THE GLOBE AND MAIL, THESTREET.COM, Others. April 9, 2013. Peter Kreisky, who has been advising media companies on strategy for more than 25 years, calls the company’s No. 1 title, People magazine, one of the most successful yet underleveraged brands in the business. Kreisky says he is guardedly optimistic Time Inc. can figure out how to increase sales as a standalone company but, frankly, he is not sure…
Considering the size of its exposure, Kreisky said People hasn’t done enough to make itself as ubiquitous within the cultural zeitgeist as it could be. For much of the late 20th century, the 39-year-old weekly all but owned the category of celebrity news/wild-and-crazy-things-that-happen-to-ordinary-people. But times have changed. People.com now goes head to head with flashier, racier and sexier Web sites such as TMZ, dlisted, Celebitchy and DrunkenStepfather.
“Time Inc.’s source of strategic leverage has historically been scale,” Kreisky said. “That only applies when you put a ringed fence around the industry. But that ringed fence has been breached by the new digital competitors.

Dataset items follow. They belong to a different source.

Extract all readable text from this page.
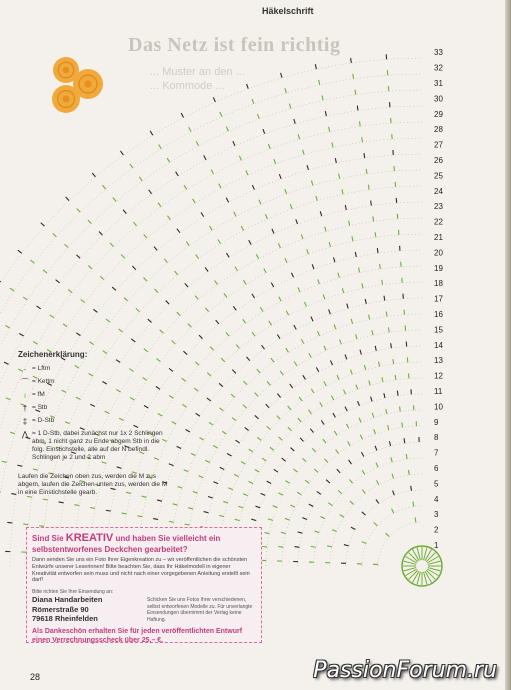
Das Netz ist fein richtig
... Muster an den ...
... Kommode ...
1
2
3
4
5
6
7
8
9
10
11
12
13
14
15
16
17
18
19
20
21
22
23
24
25
26
27
28
29
30
31
32
33
Häkelschrift
Zeichenerklärung:
· = Lftm
⌒ = Kettm
ı = fM
† = Stb
‡ = D-Stb
⋀ = 1 D-Stb, dabei zunächst nur 1x 2 Schlingen abm, 1 nicht ganz zu Ende abgem Stb in die folg. Einstichstelle, alle auf der N befindl. Schlingen je 2 und 2 abm
Laufen die Zeichen oben zus, werden die M zus abgem, laufen die Zeichen unten zus, werden die M in eine Einstichstelle gearb.
Sind Sie KREATIV und haben Sie vielleicht ein selbstentworfenes Deckchen gearbeitet?
Dann senden Sie uns ein Foto Ihrer Eigenkreation zu – wir veröffentlichen die schönsten Entwürfe unserer Leserinnen! Bitte beachten Sie, dass Ihr Häkelmodell in eigener Kreativität entworfen sein muss und nicht nach einer vorgegebenen Anleitung erstellt sein darf!
Bitte richten Sie Ihre Einsendung an:
Diana Handarbeiten
Römerstraße 90
79618 Rheinfelden
Schicken Sie uns Fotos Ihrer verschiedenen, selbst entworfenen Modelle zu. Für unverlangte Einsendungen übernimmt der Verlag keine Haftung.
Als Dankeschön erhalten Sie für jeden veröffentlichten Entwurf einen Verrechnungsscheck über 25,– €.
28	PassionForum.ru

Leadership by the old measures is increasingly irrelevant.”
…Kreisky says the company may be forced to close titles that aren’t the No. 1 or No. 2 in their category.

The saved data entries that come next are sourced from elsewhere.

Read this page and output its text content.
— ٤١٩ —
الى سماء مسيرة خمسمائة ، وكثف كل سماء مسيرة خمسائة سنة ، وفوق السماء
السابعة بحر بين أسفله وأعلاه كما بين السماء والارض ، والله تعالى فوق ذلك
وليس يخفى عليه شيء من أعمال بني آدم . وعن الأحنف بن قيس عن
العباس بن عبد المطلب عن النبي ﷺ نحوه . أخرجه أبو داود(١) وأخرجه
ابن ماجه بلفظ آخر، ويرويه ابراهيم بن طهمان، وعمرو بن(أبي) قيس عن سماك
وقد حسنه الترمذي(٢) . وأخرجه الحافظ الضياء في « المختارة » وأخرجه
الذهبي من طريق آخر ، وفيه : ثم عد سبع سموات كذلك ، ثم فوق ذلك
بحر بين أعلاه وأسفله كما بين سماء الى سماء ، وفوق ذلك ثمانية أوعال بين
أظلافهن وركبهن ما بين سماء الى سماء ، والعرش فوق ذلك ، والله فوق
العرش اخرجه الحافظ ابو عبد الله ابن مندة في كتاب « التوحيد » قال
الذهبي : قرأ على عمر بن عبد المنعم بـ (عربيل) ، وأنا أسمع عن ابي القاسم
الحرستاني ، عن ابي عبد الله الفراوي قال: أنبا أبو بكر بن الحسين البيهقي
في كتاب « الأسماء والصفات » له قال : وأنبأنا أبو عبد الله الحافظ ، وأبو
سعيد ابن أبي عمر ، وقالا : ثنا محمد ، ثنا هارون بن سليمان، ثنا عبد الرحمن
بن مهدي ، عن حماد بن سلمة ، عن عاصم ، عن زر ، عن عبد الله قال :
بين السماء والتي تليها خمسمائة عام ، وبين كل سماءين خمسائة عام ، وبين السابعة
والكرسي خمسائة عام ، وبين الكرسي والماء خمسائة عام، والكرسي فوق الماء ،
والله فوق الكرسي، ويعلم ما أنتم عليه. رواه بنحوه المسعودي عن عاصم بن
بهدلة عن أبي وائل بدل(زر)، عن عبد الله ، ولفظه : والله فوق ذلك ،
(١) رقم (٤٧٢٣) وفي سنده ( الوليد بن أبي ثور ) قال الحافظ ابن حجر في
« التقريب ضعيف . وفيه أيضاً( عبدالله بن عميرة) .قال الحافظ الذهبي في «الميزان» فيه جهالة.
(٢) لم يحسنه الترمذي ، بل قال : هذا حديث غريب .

Turning around or redefining Time Inc. isn’t an easy task. Yet, guideposts exist. Kreisky points to The Economist and the Atlantic as older magazines – one a weekly, the other a monthly – which have been successfully remade for the modern-day user. The Economist , for one, could have degenerated into your (grand)father’s magazine – but it didn’t. The same goes for the Atlantic , which went full bore on columnists and made subjects such on urban planning surprisingly sexy. The Atlantic’s new online business magazine, Quartz, is smart and polished.